I fatti però risalgono all’estate del 2017, quando governava il centro sinistra con premier Paolo Gentiloni e ministro dell’interno era Marco Minniti. Era l’ anno in cui si cercava di frenare i flussi rispetto al picco degli oltre 180.000 ingressi del 2016, siglando tra l’altro gli accordi con la Libia di Tripoli più volte accusata di torture e atroci violenze perpetrate ai danni dei migranti e pagando la Tunisia per i rimpatri di più persone possibile. A farne le spese anche chi avrebbe avuto il diritto di fare almeno richiesta di asilo come i quattro in questione.
Un caso che rischia di creare un fiume di emulazioni soprattutto ora che la situazione nell’hotspot di Lampedusa é diventata insostenibile e non c’è più la “scusante” della pandemia.
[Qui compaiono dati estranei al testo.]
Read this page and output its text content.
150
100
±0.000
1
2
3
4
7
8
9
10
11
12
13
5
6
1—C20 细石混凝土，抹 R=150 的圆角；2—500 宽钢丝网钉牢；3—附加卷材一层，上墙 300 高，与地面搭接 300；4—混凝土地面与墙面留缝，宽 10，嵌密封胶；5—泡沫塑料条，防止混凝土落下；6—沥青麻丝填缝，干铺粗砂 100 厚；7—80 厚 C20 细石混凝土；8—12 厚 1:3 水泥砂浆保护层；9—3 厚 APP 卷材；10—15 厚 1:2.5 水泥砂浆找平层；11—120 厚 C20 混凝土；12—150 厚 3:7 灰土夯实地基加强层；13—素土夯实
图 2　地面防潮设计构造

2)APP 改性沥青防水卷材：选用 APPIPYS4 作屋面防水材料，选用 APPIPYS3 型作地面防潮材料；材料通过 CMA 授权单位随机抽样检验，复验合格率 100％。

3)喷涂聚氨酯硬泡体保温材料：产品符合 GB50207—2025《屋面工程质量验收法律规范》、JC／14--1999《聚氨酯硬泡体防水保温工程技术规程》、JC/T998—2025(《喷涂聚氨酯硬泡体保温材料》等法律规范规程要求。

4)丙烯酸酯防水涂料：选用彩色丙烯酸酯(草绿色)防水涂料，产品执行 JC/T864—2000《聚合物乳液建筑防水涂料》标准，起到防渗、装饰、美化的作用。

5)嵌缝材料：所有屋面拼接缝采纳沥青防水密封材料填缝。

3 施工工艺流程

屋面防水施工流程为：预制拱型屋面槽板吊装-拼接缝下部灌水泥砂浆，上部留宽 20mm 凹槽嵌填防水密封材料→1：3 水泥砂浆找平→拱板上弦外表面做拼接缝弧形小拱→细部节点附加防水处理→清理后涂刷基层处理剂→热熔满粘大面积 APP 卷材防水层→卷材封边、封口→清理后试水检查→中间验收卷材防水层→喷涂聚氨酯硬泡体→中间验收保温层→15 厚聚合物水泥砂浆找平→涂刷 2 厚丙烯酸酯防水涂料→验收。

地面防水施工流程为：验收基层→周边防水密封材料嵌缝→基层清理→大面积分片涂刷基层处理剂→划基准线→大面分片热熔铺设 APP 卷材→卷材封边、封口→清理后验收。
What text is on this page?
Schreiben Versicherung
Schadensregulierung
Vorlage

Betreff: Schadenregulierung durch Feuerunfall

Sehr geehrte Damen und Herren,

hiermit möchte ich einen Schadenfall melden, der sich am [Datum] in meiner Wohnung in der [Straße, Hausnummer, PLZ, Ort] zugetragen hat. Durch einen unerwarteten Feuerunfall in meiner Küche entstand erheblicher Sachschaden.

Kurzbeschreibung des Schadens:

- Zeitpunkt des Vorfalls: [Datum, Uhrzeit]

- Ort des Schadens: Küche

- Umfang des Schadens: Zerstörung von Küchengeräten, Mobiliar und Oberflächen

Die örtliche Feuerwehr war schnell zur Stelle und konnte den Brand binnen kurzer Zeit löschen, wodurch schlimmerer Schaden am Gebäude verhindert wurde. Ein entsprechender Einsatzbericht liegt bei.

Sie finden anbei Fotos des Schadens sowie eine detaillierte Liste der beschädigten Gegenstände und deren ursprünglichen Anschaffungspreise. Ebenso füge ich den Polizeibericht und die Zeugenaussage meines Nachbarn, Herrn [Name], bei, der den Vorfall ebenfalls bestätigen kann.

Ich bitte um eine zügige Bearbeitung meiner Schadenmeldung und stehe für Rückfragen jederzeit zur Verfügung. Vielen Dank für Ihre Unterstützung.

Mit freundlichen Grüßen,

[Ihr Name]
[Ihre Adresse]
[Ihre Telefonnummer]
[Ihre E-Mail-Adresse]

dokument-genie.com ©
Il lockdown da Covid19 aveva infatti per un paio di anni soppiantato il diritto alla libertà individuale e chi approdava sull’isola restava prima chiuso all’interno del centro, poi per 15 giorni su navi hotspot: non in detenzione arbitraria ma in necessaria “quarantena” giustificata da misure legate alla salute pubblica.
La pandemia aveva inoltre rallentano partenze e approdi, per un paio di anni diminuiti in modo significativo mentre dall’inizio del 2022 per svariati motivi, i flussi sono ripresi in modo consistente fino a quadruplicarsi nei primi tre mesi del 2023. Con un grande rischio: il periodico sovraffollamento in una struttura che continua ad essere inadeguata, in cui mancano le minime condizioni igienico sanitarie e di sicurezza.
Non è un caso che negli ultimi mesi sono decedute tre persone (una era un neonato) e per uno di questi casi sono indagati due medici del poliambulatorio dell’isola: un atto dovuto, secondo la procura di Agrigento che segue le indagini, ma comunque un precedente poco edificante oltre che preoccupante.
Da tempo si denuncia la detenzione immotivata e oltre misura dentro l’hotspot anche per i minori, si denuncia la sporcizia, la mancanza di un tetto per tutti sotto il quale dormire, la mancanza di beni di prima necessità da fornire a chi arriva stremato su quelle carrette del mare. Nonostante le ripetute denunce, continuano a mancare persino le scarpine per i bimbi che si vedono camminare con i piedini avvolti da pezzi di coperte termiche o completamente scalzi.
Vero è che l’Italia potrà ricorrere a questa sentenza della Cedu che per ora non è definitiva: ma se solo i genitori di tutti i bambini trattenuti per giorni a Lampedusa senza scarpe e senza un letto in cui riposare facessero ricorso alla corte europea, il nostro paese rischierebbe un fiume di risarcimenti.
Non è un problema di colore politico legato a questo o a quel governo: ma é un tema di salute e di sicurezza pubblica che deve essere affrontato in modo razionale e umano da chi al momento governa avendo giurato sulla Costituzione italiana che all’articolo 13 sancisce ancora l’inviolabilità della libertà personale intesa anche come inviolabilità della “dignità” della Persona.
> Art.13 Costituzione italiana – “La libertà personale è inviolabile. Non è ammessa forma alcuna di detenzione, di ispezione o perquisizione personale, né qualsiasi altra restrizione della libertà personale, se non per atto motivato dell’Autorità giudiziaria e nei soli casi e modi previsti dalla legge”.
Note:
Articolo 5 – Dichiarazione universale dei Diritti Umani: “Nessuno può essere sottoposto a tortura né a testamenti inumani o degradanti”
Articolo 1 Convenzione contro la tortura e altre pene o trattamenti crudeli, inumani o degradanti (Assemblea generale ONU 1984: ratificata dall’Italia nel 1989)
Art. 3 CEDU – Nessuno può essere sottoposto a tortura né a trattamenti inumani o degradanti
Art. 5 – diritto alla Libertà -nessuno può essere privato della libertà in modo arbitrario.